シネマ日記

超映画オタクによるオタク的になり過ぎないシネマ日記。基本的にネタバレありですのでご注意ください。

フロウ~水が大企業に独占される!

2013-06-27 | シネマ は行

松嶋X町山シリーズ5作目です。

「愛がなくとも人は生きていけるが水がなくては生きていけない」W.H.オーデン。

日本では無駄遣いをすることを「湯水のように」と表現するほど、水は豊富にあるものと考えられてきた。近年ではもちろん水をそんなふうにいくらでもある資源と考えている人は減ってきたとは思うけど、いま水をめぐって世界で何が起こっているか、このドキュメンタリーを見るとものすごく怖くなります。「世界で」と書いた中には当然日本も含まれます。決して他人事ではありません。

ボリビアでは2000年に公共事業だった水道の事業が世界銀行主導で民営化されました。米ベクレル社の子会社がその権利を手にし、その結果水道料金は跳ね上がり地元住民たちはデモを起こし政府は武力介入までした末、住民の運動が実り水道事業は公営に戻された。

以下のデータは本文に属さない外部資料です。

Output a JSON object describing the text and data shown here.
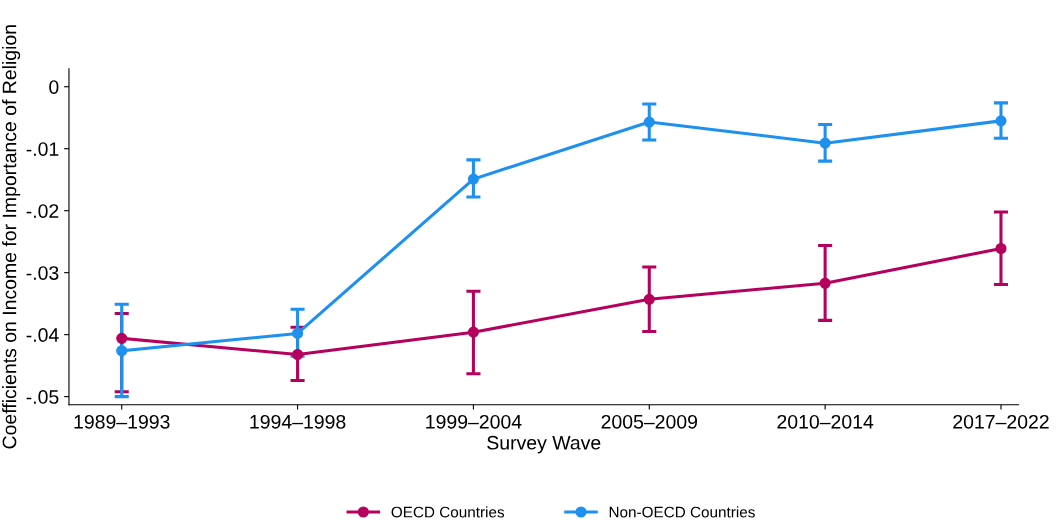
{
  "chart_data": {
    "type": "line",
    "xlabel": "Survey Wave",
    "ylabel": "Coefficients on Income for Importance of Religion",
    "categories": [
      "1989–1993",
      "1994–1998",
      "1999–2004",
      "2005–2009",
      "2010–2014",
      "2017–2022"
    ],
    "series": [
      {
        "name": "OECD Countries",
        "color": "#b5005d",
        "values": [
          -0.0406,
          -0.0432,
          -0.0396,
          -0.0343,
          -0.0317,
          -0.0261
        ],
        "errors": [
          [
            -0.0492,
            -0.0366
          ],
          [
            -0.0474,
            -0.0388
          ],
          [
            -0.0463,
            -0.033
          ],
          [
            -0.0395,
            -0.0291
          ],
          [
            -0.0377,
            -0.0256
          ],
          [
            -0.0319,
            -0.0202
          ]
        ]
      },
      {
        "name": "Non-OECD Countries",
        "color": "#1e90f0",
        "values": [
          -0.0426,
          -0.0398,
          -0.0149,
          -0.0057,
          -0.0091,
          -0.0055
        ],
        "errors": [
          [
            -0.05,
            -0.0351
          ],
          [
            -0.0435,
            -0.0359
          ],
          [
            -0.0178,
            -0.0118
          ],
          [
            -0.0086,
            -0.0028
          ],
          [
            -0.012,
            -0.0061
          ],
          [
            -0.0083,
            -0.0026
          ]
        ]
      }
    ],
    "ylim": [
      -0.0513,
      0.0029
    ],
    "yticks": [
      {
        "value": -0.05,
        "label": "-.05"
      },
      {
        "value": -0.04,
        "label": "-.04"
      },
      {
        "value": -0.03,
        "label": "-.03"
      },
      {
        "value": -0.02,
        "label": "-.02"
      },
      {
        "value": -0.01,
        "label": "-.01"
      },
      0
    ],
    "marker": "circle",
    "line_style": "solid",
    "grid": false,
    "legend": "bottom"
  }
}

世界中で8秒ごとに子どもたちが汚い水が原因で死亡しているという。

世界の各地で多国籍企業が水をくみ上げボトル入りにして販売することでその地域の水位が下がり地元住民の生活をおびやかしている。井戸で暮らす村の井戸が出なくなってしまう。かつ、そのボトル入りの水は果たして本当に水道水よりも品質が良いものなのか?アメリカではボトルウォーターに関して特に何の基準もなく実際に危険な物質が混入されているものも発見されている。

コストコの水を買っている我が家としてもこれはものすごく怖い問題だぞ。。。やっぱなるべく水道水飲むか。。。

世界の水問題を解決するはずの世界水会議は世界銀行と多国籍水企業がメンバーを占め、いかに世界の水を使って自分たちの利益を生み出すかということしか頭にないという。

ネイティブアメリカンのおじいさんが言っていた。白人は我々から土地を買おうとした。神から与えられた自然は誰のものでもない。どうしてそれを売るということができるというのか。水も同じこと。誰のものでもないものから企業が利益を得ようなんて傲慢極まりない話だと。

世界中に作られた無駄なダムのせいで故郷を追われた人は何百万人にも上り、そのダムは恩恵よりも弊害のほうが多く、地元の農業や漁業、環境を直撃する。

なんかね、まぁすべてはお金なのだなということですね。ここに出てくるネスレだってコカコーラだってさ、悪いことばっかやってるわけじゃないけど、新自由主義経済っての?あのもっぱら利益だけを追及するという究極の資本主義っていうのはやっぱ弊害が大きいんじゃないかなぁと思うのです。もちろんお金がないと生きていけないし、企業が大きくなればなるほど養っている人の数も増えていくわけですから、それだけで社会貢献していると言えると思うのですが、そこにあと少しの良心があればなぁというのが素直な感想です。ちょっとアホっぽい感想になってしまいましたけど・・・

まーとにかくこれを見たら怖くなりますよ。われわれ庶民が行政や大企業の動向をきちんと見張っていないといけないと感じました。映画の最後には危機だけではなくて新しいプロジェクトなど希望と呼べるものも紹介されています。そういう運動が広がっていく世界になるようにしていかないといけませんね。